Discretion may be more readily exercised in the Application’s favour when there is no fault on the part of the Applicant.

Prejudice Suffered by Millenium

An important consideration is the prejudice argued to have been suffered by Millenium. Notably, Millenium had closed off its file sometime after the limitation period expired. Millenium submitted that no detailed statements were on file, and any relevant witnesses are no longer employed, with their whereabouts now unknown. However, His Honour found the argument regarding the passage of time not “particularly persuasive”, given they had enough evidence to serve a notice denying liability a few months after being served with the Notice of Claim.

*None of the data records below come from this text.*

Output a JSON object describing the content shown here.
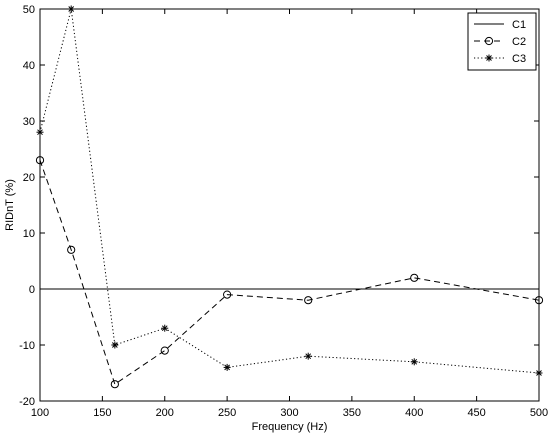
{
  "chart_data": {
    "type": "line",
    "title": "",
    "xlabel": "Frequency (Hz)",
    "ylabel": "RIDnT (%)",
    "xlim": [
      100,
      500
    ],
    "ylim": [
      -20,
      50
    ],
    "xticks": [
      100,
      150,
      200,
      250,
      300,
      350,
      400,
      450,
      500
    ],
    "yticks": [
      -20,
      -10,
      0,
      10,
      20,
      30,
      40,
      50
    ],
    "grid": false,
    "legend_position": "top-right",
    "series": [
      {
        "name": "C1",
        "style": "solid",
        "marker": "none",
        "color": "#000000",
        "x": [
          100,
          500
        ],
        "y": [
          0,
          0
        ]
      },
      {
        "name": "C2",
        "style": "dashed",
        "marker": "circle",
        "color": "#000000",
        "x": [
          100,
          125,
          160,
          200,
          250,
          315,
          400,
          500
        ],
        "y": [
          23,
          7,
          -17,
          -11,
          -1,
          -2,
          2,
          -2
        ]
      },
      {
        "name": "C3",
        "style": "dotted",
        "marker": "star",
        "color": "#000000",
        "x": [
          100,
          125,
          160,
          200,
          250,
          315,
          400,
          500
        ],
        "y": [
          28,
          50,
          -10,
          -7,
          -14,
          -12,
          -13,
          -15
        ]
      }
    ]
  }
}
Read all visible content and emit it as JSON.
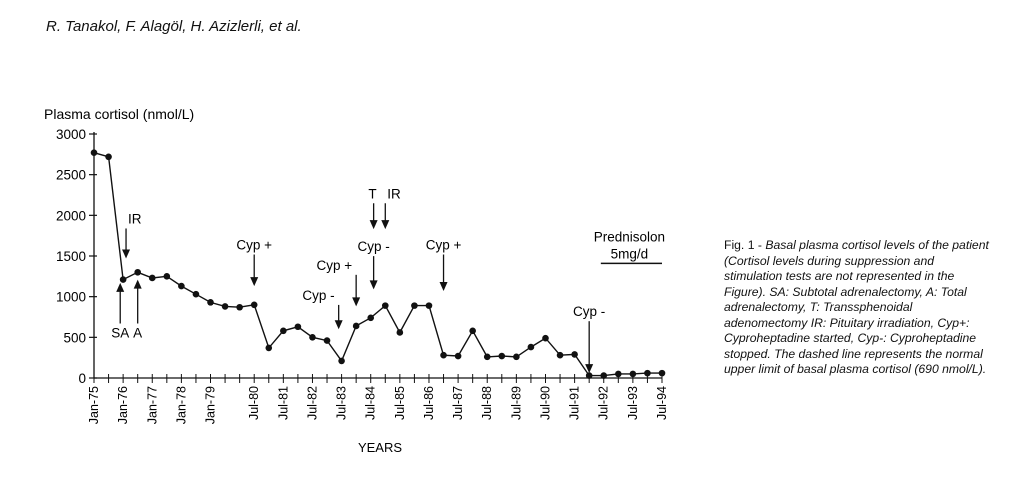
{
  "header": {
    "authors": "R. Tanakol, F. Alagöl, H. Azizlerli, et al."
  },
  "caption": {
    "lead": "Fig. 1 - ",
    "body": "Basal plasma cortisol levels of the patient (Cortisol levels during suppression and stimulation tests are not represented in the Figure). SA: Subtotal adrenalectomy, A: Total adrenalectomy, T: Transsphenoidal adenomectomy IR: Pituitary irradiation, Cyp+: Cyproheptadine started, Cyp-: Cyproheptadine stopped. The dashed line represents the normal upper limit of basal plasma cortisol (690 nmol/L)."
  },
  "chart_data": {
    "type": "line",
    "title": "",
    "ylabel": "Plasma cortisol (nmol/L)",
    "xlabel": "YEARS",
    "ylim": [
      0,
      3000
    ],
    "yticks": [
      0,
      500,
      1000,
      1500,
      2000,
      2500,
      3000
    ],
    "x_range_years": [
      1975.0,
      1994.5
    ],
    "x_tick_labels": [
      {
        "label": "Jan-75",
        "year": 1975.0
      },
      {
        "label": "Jan-76",
        "year": 1976.0
      },
      {
        "label": "Jan-77",
        "year": 1977.0
      },
      {
        "label": "Jan-78",
        "year": 1978.0
      },
      {
        "label": "Jan-79",
        "year": 1979.0
      },
      {
        "label": "Jul-80",
        "year": 1980.5
      },
      {
        "label": "Jul-81",
        "year": 1981.5
      },
      {
        "label": "Jul-82",
        "year": 1982.5
      },
      {
        "label": "Jul-83",
        "year": 1983.5
      },
      {
        "label": "Jul-84",
        "year": 1984.5
      },
      {
        "label": "Jul-85",
        "year": 1985.5
      },
      {
        "label": "Jul-86",
        "year": 1986.5
      },
      {
        "label": "Jul-87",
        "year": 1987.5
      },
      {
        "label": "Jul-88",
        "year": 1988.5
      },
      {
        "label": "Jul-89",
        "year": 1989.5
      },
      {
        "label": "Jul-90",
        "year": 1990.5
      },
      {
        "label": "Jul-91",
        "year": 1991.5
      },
      {
        "label": "Jul-92",
        "year": 1992.5
      },
      {
        "label": "Jul-93",
        "year": 1993.5
      },
      {
        "label": "Jul-94",
        "year": 1994.5
      }
    ],
    "series": [
      {
        "name": "",
        "points": [
          [
            1975.0,
            2770
          ],
          [
            1975.5,
            2720
          ],
          [
            1976.0,
            1210
          ],
          [
            1976.5,
            1300
          ],
          [
            1977.0,
            1230
          ],
          [
            1977.5,
            1250
          ],
          [
            1978.0,
            1130
          ],
          [
            1978.5,
            1030
          ],
          [
            1979.0,
            930
          ],
          [
            1979.5,
            880
          ],
          [
            1980.0,
            870
          ],
          [
            1980.5,
            900
          ],
          [
            1981.0,
            370
          ],
          [
            1981.5,
            580
          ],
          [
            1982.0,
            630
          ],
          [
            1982.5,
            500
          ],
          [
            1983.0,
            460
          ],
          [
            1983.5,
            210
          ],
          [
            1984.0,
            640
          ],
          [
            1984.5,
            740
          ],
          [
            1985.0,
            890
          ],
          [
            1985.5,
            560
          ],
          [
            1986.0,
            890
          ],
          [
            1986.5,
            890
          ],
          [
            1987.0,
            280
          ],
          [
            1987.5,
            270
          ],
          [
            1988.0,
            580
          ],
          [
            1988.5,
            260
          ],
          [
            1989.0,
            270
          ],
          [
            1989.5,
            260
          ],
          [
            1990.0,
            380
          ],
          [
            1990.5,
            490
          ],
          [
            1991.0,
            280
          ],
          [
            1991.5,
            290
          ],
          [
            1992.0,
            30
          ],
          [
            1992.5,
            30
          ],
          [
            1993.0,
            50
          ],
          [
            1993.5,
            50
          ],
          [
            1994.0,
            60
          ],
          [
            1994.5,
            60
          ]
        ]
      }
    ],
    "annotations": [
      {
        "label": "SA",
        "year": 1975.9,
        "direction": "up",
        "tip_value": 1170,
        "label_value": 670
      },
      {
        "label": "A",
        "year": 1976.5,
        "direction": "up",
        "tip_value": 1210,
        "label_value": 670
      },
      {
        "label": "IR",
        "year": 1976.1,
        "direction": "down",
        "tip_value": 1470,
        "label_value": 1900
      },
      {
        "label": "Cyp +",
        "year": 1980.5,
        "direction": "down",
        "tip_value": 1130,
        "label_value": 1580
      },
      {
        "label": "Cyp -",
        "year": 1983.4,
        "direction": "down",
        "tip_value": 600,
        "label_value": 960
      },
      {
        "label": "Cyp +",
        "year": 1984.0,
        "direction": "down",
        "tip_value": 880,
        "label_value": 1330
      },
      {
        "label": "Cyp -",
        "year": 1984.6,
        "direction": "down",
        "tip_value": 1090,
        "label_value": 1560
      },
      {
        "label": "T",
        "year": 1984.6,
        "direction": "down",
        "tip_value": 1830,
        "label_value": 2210
      },
      {
        "label": "IR",
        "year": 1985.0,
        "direction": "down",
        "tip_value": 1830,
        "label_value": 2210
      },
      {
        "label": "Cyp +",
        "year": 1987.0,
        "direction": "down",
        "tip_value": 1070,
        "label_value": 1580
      },
      {
        "label": "Cyp -",
        "year": 1992.0,
        "direction": "down",
        "tip_value": 60,
        "label_value": 760
      }
    ],
    "treatment_bar": {
      "label_line1": "Prednisolon",
      "label_line2": "5mg/d",
      "from_year": 1992.4,
      "to_year": 1994.5,
      "value": 1410
    },
    "grid": false,
    "legend": "none"
  }
}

His Honour Judge Byrne KC highlighted that:

  1. First, it is a possible difficulty that witnesses may not be able to be located, not one actually encountered by Millenium;
  2. Secondly, had Millenium correctly understood it had been served with a compliant Notice of Claim, it would have then taken the necessary steps to investigate the claim – the failure to do so is not attributable to the Applicant or her solicitors;
  3. Thirdly, the case against Millenium is likely to centre upon systems and processes used, rather than any individual fault; and
  4. Fourthly, there is retained CCTV footage of the incident, and one hour each side of it.

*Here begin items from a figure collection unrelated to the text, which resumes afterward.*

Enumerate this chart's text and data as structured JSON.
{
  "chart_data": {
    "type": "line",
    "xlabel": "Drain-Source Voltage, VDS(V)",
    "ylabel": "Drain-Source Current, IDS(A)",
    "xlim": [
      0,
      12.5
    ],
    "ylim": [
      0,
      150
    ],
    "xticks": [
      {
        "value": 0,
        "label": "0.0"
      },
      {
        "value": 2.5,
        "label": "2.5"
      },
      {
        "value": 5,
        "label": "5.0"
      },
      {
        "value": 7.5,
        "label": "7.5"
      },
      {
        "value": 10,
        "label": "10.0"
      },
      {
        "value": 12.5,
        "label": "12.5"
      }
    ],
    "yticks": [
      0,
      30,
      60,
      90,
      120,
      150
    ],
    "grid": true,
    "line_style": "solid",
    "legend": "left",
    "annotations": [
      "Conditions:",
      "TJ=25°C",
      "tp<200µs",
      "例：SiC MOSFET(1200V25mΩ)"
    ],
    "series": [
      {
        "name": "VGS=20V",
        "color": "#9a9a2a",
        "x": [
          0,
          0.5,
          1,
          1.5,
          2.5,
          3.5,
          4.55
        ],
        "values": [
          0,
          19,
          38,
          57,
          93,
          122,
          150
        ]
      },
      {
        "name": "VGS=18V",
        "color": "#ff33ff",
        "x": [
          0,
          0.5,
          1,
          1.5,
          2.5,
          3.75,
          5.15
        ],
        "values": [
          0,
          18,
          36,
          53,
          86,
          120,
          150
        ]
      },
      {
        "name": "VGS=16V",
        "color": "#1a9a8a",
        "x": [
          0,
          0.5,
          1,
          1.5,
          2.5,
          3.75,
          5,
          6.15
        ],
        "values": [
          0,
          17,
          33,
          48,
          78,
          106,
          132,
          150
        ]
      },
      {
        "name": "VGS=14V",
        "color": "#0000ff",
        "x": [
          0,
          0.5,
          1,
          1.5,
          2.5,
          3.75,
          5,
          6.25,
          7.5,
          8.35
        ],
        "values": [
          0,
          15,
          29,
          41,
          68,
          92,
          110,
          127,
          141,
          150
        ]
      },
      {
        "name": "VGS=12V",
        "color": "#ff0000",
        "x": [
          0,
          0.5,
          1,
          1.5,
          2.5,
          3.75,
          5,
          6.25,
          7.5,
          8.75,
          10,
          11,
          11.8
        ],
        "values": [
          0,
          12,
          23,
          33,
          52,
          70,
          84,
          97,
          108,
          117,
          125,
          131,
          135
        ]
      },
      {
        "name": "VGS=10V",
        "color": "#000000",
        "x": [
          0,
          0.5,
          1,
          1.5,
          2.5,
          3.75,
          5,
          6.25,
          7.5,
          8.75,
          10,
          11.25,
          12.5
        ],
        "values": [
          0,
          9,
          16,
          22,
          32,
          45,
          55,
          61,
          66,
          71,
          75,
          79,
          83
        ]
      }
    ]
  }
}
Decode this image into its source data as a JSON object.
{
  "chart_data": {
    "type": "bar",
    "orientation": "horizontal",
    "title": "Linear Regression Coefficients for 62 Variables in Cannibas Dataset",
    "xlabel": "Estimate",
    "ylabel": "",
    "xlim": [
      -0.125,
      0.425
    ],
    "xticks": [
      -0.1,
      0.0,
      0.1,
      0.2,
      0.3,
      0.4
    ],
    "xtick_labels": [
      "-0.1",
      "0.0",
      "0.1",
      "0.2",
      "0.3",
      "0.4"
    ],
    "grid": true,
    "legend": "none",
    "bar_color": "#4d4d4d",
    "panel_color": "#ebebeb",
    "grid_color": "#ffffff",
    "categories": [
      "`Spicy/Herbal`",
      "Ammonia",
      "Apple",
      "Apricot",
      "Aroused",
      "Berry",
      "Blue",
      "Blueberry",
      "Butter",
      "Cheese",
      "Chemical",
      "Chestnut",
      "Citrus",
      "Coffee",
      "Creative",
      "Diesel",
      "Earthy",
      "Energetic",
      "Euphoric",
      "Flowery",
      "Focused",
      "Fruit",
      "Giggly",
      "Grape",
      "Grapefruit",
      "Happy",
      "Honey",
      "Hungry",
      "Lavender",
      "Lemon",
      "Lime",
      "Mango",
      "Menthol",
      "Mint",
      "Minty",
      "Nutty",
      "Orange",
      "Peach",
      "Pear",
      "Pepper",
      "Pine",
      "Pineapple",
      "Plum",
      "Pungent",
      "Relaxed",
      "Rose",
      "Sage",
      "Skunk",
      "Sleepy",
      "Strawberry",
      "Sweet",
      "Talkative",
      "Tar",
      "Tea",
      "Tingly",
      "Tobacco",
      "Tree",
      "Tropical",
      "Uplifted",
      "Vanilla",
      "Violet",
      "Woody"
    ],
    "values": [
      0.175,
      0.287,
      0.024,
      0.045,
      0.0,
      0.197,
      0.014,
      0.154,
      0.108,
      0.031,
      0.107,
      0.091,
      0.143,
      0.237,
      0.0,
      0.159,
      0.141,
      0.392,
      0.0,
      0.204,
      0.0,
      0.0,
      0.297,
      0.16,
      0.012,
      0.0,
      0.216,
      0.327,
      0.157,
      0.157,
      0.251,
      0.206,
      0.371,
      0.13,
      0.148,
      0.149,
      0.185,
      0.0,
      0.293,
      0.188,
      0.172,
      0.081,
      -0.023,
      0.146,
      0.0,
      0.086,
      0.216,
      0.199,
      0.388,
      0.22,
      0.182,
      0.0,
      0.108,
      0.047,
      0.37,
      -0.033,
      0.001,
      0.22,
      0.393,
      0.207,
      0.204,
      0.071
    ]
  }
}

It was concluded that, whilst some prejudice would be suffered due to the passage of time, the records held would remain constant and reduced the prejudice.

His Honour Judge Byrne KC concluded:

“It is an important consideration that to allow the application will be to deprive the respondent of a complete defence afforded by the limitation period. however, in circumstances where much of the prejudice asserted to be suffered by [Millenium] if the application is granted would likely have been ameliorated by a correct understanding of the joinder…, where there is no fault on the part of the applicant herself, and where the fault of the solicitor can be distilled to the single, but serious, omission to protect the applicant’s position in light of no response being received to the request for extension, I consider that the interests of justice favour the granting of the application…”

Case Commentary

This matter demonstrates that an Applicant in a personal injuries claim should not necessarily be unfairly penalised for the mistakes of their lawyers; the sins of solicitors will not be visited upon them.

Whilst solicitor oversight is a relevant consideration, it does not necessarily mean an unfavourable result for the Applicant. However, it is important to acknowledge the unusual circumstances where both parties had made mistakes that resulted in an unjust result for the Applicant, who acted diligently and through no fault of her own. Otherwise, the Applicant’s remedy for her solicitors’ oversight may have been against her solicitors in a professional negligence claim.

“The content of this publication is for reference purposes only. It is current at the date of publication. This content does not constitute legal advice and should not be relied upon as such. Legal advice about your specific circumstances should always be obtained before taking any action based on this publication.”